Parabola for Golf Ball Roll on Green

Jun 2010

I'm having a hard time coming up with a formula for showing how a golf ball will "roll" on a sloped green.

For example, assume there is a right to left break of 1 degree and the ball is hit straight. The ball will end up on a path that is exactly 10 degrees to the left of the hole.

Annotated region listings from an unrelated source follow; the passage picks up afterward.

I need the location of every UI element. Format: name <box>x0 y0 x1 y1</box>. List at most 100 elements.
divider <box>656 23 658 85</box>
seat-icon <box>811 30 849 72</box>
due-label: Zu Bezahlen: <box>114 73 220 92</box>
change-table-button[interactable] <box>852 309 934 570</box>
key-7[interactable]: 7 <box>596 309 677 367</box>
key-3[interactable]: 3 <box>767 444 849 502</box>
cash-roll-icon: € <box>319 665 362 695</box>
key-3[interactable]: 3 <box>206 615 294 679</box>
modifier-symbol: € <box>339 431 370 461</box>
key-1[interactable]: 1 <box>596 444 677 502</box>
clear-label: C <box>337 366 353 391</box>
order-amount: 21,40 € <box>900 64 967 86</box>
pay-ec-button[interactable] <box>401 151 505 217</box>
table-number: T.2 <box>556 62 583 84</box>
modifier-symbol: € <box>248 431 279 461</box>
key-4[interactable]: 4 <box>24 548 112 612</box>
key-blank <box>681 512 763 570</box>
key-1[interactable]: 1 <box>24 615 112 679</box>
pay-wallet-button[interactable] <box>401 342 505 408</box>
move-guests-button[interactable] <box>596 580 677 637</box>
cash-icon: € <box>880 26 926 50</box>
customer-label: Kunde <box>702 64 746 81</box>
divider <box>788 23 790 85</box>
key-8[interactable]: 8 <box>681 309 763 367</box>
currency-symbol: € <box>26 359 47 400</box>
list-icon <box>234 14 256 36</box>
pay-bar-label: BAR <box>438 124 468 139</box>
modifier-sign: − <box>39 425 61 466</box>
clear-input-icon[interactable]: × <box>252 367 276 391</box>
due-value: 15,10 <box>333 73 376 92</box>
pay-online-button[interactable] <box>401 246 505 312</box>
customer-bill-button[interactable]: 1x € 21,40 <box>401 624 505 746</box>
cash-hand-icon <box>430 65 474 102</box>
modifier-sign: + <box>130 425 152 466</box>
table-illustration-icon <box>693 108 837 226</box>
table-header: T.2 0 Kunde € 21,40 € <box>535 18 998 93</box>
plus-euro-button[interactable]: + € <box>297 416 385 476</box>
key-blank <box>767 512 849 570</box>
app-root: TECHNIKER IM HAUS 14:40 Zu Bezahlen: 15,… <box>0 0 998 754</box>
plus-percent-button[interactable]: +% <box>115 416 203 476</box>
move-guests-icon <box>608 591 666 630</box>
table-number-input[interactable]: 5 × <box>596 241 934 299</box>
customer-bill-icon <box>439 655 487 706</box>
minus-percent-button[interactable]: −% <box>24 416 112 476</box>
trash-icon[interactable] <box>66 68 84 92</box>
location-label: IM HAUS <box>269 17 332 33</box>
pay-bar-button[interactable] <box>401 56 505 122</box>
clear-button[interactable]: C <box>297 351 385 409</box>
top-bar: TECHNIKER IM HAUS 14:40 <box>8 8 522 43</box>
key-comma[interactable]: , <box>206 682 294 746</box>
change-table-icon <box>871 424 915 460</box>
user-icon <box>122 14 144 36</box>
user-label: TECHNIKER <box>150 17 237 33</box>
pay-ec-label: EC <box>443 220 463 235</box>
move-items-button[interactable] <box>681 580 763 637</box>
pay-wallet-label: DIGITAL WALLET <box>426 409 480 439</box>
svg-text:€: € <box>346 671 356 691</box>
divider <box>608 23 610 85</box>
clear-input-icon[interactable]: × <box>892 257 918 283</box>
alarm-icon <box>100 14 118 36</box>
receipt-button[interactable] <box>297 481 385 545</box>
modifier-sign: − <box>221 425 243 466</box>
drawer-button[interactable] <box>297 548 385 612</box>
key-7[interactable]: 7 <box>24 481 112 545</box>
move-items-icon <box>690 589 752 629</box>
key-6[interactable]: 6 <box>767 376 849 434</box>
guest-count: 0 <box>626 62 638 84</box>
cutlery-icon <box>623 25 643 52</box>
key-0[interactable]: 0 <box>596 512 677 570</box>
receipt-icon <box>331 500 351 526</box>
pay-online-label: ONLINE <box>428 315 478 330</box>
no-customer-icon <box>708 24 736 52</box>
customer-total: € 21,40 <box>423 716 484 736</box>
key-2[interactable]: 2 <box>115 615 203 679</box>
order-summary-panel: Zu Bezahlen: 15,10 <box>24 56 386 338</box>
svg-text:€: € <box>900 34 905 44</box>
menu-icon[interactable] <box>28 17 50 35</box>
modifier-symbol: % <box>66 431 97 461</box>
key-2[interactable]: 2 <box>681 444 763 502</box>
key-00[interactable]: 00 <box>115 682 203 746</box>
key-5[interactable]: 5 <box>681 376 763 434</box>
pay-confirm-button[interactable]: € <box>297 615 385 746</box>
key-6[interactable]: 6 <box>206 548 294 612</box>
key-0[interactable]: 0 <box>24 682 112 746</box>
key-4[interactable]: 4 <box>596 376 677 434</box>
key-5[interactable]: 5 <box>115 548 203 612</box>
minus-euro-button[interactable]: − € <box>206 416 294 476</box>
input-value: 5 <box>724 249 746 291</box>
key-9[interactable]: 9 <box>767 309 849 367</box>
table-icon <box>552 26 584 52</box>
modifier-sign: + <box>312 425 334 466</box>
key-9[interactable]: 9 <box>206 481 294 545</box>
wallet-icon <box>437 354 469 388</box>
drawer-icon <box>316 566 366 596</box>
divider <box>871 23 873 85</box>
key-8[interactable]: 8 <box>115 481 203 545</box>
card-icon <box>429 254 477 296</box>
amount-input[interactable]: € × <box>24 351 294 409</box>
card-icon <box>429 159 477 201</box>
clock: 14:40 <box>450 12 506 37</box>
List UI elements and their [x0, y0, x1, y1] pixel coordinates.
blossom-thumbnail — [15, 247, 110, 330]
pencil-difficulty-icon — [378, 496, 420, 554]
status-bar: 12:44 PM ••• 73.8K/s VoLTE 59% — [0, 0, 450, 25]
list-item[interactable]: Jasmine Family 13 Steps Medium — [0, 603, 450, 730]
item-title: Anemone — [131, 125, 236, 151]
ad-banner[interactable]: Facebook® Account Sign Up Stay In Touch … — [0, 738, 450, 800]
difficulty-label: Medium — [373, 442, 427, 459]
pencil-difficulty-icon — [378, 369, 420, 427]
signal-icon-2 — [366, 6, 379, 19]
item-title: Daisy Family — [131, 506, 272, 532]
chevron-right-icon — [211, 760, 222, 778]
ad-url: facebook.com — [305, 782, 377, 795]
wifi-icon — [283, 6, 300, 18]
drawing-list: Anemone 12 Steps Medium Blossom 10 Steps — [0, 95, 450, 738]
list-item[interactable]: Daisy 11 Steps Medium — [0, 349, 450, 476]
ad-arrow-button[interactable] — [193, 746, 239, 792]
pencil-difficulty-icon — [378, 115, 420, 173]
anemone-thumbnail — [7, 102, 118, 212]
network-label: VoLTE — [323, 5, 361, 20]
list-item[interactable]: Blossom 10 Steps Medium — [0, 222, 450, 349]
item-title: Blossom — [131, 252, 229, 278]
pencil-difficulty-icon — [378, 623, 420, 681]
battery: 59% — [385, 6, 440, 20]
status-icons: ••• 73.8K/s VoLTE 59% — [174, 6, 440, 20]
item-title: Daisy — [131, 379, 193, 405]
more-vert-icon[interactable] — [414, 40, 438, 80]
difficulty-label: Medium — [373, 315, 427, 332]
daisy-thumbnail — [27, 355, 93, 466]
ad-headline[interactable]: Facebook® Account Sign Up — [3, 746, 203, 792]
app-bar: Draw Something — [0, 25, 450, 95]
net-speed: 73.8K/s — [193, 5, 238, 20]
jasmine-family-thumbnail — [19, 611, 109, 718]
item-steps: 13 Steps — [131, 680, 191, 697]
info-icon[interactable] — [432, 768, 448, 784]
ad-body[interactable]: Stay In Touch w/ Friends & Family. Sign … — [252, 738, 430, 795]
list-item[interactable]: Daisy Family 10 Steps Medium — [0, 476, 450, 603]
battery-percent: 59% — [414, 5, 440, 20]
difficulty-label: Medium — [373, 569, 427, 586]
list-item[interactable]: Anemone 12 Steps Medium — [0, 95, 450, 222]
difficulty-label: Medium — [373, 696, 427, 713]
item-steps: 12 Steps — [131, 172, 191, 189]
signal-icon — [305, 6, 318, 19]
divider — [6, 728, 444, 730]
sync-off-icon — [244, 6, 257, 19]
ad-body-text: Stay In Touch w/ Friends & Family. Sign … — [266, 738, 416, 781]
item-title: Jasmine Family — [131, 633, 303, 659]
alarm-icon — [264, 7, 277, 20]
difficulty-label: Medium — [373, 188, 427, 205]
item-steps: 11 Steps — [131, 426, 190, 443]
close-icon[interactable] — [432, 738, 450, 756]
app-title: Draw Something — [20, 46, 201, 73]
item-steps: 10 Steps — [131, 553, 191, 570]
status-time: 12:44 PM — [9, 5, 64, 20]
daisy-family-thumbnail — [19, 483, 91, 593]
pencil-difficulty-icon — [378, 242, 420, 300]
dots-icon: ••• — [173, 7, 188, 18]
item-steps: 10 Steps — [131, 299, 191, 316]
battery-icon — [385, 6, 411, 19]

I need a formula so that the line will start at the center of the golf ball and pass through a point 10 degrees left of the hole (with a curve, not a straight line)

Any help is appreciated.

May 2009
Brooklyn, NY
Do you wish to include friction? A frictionless analysis gives a parabola whose curvature depends on the ball's initial velocity and the degree of the slope.
Specifically, if we let the Cartesian plane be the plane that is sloped 1 degree (pi/180 radians) from the positive y-axis to the negative y-axis, and we hit the ball along the negative x-axis from the origin, the ball will describe the path
\(\displaystyle y = -\left(\frac{g\sin\left(\frac{\pi}{180}\right)}{2v^2}\right)x^2\)
g is the acceleration due to gravity where the green is located. At sea level, it is usually 9.8 meters/(second^2). v is the initial velocity with which the ball is hit along the negative x-axis. You will need to find the correct v to deviate from the hole in the correct way:
If the hole is located at (-R, 0), then you must solve the equation
\(\displaystyle R = \frac{2v^2\tan\left(\frac{\pi}{18}\right)}{g\sin\left(\frac{\pi}{180}\right)}\)
to get the initial velocity v necessary to accomplish your deviation of 10 degrees (pi/18 radians).
If you simply want the curve and you don't actually care about v, simply replace v with the relevant function of R in the original equation:
\(\displaystyle y = -\left(\frac{\tan\left(\frac{\pi}{180}\right)}{R}\right)x^2\)
If you want to include non-zero friction, the result is a solution of a differential equation that is no longer a parabola.
Last edited:
Jun 2010
Thank you very much...I'm going to try this in my graphing tool.

I really appreciate the help!